Sascha Klein hatte bereits im Vorfeld angekündigt, dass eine Titelverteidigung sehr schwer werden würde. Sechs bis acht Teams könnten um die Medaillen mitspringen, hieß es. In diesem Jahr musste der achtfache Europameister in dieser Disziplin neben China auch Mexiko, Russland, der Ukraine und den USA den Vortritt lassen. Den Olympia-Quotenplatz können beide noch im kommenden Jahr "erspringen".
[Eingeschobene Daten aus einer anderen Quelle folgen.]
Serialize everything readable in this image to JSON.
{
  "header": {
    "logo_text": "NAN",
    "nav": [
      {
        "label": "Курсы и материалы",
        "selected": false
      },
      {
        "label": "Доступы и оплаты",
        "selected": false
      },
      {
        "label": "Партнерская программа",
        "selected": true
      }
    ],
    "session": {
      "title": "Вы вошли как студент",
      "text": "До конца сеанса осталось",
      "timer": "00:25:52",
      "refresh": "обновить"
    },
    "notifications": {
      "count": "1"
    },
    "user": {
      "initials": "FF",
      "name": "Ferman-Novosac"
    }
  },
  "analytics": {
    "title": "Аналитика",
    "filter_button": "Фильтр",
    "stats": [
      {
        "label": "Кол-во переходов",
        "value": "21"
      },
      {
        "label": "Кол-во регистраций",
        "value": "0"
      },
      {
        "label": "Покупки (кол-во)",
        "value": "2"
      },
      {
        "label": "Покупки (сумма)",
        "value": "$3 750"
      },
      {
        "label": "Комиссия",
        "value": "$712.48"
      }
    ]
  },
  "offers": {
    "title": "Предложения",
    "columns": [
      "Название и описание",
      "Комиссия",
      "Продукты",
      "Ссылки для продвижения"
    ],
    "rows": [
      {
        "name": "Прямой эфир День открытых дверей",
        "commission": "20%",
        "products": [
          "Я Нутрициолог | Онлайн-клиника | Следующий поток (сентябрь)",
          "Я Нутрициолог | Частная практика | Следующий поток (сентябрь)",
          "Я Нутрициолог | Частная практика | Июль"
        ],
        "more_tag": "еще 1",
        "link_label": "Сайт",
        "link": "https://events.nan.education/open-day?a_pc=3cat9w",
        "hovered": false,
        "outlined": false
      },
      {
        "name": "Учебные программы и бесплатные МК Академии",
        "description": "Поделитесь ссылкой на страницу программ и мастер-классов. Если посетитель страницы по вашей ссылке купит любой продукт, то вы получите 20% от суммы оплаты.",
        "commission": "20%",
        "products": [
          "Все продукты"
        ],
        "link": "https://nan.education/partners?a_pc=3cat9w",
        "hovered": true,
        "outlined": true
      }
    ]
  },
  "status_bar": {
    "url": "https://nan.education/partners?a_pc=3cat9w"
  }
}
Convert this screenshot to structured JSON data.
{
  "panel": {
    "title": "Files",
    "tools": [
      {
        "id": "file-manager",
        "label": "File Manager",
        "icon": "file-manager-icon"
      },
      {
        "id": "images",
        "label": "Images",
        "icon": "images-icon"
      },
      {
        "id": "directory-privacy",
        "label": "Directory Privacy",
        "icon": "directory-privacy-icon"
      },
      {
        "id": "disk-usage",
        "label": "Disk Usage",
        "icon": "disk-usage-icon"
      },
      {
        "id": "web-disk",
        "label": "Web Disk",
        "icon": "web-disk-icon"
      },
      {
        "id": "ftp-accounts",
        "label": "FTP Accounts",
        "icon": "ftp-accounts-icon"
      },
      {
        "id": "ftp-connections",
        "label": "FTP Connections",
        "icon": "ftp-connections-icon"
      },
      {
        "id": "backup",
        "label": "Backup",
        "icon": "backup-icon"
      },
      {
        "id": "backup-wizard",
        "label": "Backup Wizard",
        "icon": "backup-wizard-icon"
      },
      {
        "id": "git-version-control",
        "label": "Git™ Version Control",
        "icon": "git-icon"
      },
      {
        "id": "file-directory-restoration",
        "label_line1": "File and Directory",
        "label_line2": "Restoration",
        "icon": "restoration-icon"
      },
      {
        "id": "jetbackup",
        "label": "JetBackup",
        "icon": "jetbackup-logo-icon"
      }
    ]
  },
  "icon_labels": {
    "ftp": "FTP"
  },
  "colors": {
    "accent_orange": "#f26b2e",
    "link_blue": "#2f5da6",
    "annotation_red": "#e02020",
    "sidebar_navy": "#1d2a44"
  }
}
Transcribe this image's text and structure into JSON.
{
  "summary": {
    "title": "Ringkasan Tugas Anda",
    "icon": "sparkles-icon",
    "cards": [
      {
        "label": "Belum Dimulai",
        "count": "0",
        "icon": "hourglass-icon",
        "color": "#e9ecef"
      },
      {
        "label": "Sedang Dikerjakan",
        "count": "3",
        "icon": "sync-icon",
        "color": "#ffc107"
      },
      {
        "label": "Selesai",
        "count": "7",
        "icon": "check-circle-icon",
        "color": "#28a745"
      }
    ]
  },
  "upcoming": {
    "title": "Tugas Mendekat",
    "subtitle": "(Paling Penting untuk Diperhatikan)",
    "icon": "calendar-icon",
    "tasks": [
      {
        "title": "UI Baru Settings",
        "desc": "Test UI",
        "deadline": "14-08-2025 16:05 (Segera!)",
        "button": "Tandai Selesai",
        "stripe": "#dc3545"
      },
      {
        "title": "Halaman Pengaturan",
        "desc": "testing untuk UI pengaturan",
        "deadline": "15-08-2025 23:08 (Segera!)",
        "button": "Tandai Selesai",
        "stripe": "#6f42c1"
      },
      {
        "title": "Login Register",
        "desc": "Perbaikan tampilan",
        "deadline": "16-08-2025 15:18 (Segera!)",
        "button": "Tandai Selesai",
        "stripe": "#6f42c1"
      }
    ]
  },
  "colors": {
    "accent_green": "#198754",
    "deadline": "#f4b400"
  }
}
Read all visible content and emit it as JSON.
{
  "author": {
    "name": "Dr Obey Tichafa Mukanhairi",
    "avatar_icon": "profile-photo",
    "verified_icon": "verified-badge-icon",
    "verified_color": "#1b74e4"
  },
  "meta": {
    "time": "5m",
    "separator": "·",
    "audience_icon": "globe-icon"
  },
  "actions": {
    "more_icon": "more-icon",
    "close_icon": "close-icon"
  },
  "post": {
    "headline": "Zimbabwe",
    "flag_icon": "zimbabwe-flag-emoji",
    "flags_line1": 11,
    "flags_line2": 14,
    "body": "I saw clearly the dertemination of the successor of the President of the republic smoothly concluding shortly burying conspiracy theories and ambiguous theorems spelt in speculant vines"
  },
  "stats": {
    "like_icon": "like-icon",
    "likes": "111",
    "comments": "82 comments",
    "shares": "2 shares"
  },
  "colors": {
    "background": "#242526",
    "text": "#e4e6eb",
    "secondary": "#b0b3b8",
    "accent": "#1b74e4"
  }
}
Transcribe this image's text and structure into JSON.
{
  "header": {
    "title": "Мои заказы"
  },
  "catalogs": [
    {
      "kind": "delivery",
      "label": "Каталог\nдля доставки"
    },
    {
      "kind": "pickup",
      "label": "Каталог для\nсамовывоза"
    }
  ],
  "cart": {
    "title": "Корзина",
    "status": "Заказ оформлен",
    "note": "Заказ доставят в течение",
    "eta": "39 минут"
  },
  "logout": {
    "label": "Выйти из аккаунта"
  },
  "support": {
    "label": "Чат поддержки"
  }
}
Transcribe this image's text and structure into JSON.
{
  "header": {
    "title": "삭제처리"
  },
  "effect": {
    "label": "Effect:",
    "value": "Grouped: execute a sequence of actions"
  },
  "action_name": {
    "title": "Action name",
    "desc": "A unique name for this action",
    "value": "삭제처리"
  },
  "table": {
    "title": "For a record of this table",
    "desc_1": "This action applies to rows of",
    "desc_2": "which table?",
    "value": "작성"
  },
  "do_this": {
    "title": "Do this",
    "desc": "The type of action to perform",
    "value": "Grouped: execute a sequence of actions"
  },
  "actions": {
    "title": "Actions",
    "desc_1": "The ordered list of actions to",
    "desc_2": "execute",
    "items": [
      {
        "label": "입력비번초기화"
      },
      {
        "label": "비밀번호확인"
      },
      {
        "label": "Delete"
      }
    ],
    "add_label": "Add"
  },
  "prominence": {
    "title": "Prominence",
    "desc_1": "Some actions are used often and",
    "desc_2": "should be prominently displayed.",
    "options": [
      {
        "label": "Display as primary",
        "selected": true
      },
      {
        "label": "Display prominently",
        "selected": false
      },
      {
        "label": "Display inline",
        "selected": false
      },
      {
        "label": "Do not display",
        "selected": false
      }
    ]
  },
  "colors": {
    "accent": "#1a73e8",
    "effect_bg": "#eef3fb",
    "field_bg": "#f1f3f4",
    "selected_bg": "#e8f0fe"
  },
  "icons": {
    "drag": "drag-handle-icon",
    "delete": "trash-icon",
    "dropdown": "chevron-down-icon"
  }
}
Unsere WM-Debütantin Louisa Stawczynski kam in der Qualifikation vom 1 m Brett auf Rang 28.

Am Montag hat Tina Punzel ihren zweiten von vier geplanten Starts in Kazan. Im Synchronspringen vom Turm geht sie mit ihrer Berliner Partnerin Christina Wassen ab 18.30 Uhr ins Rennen.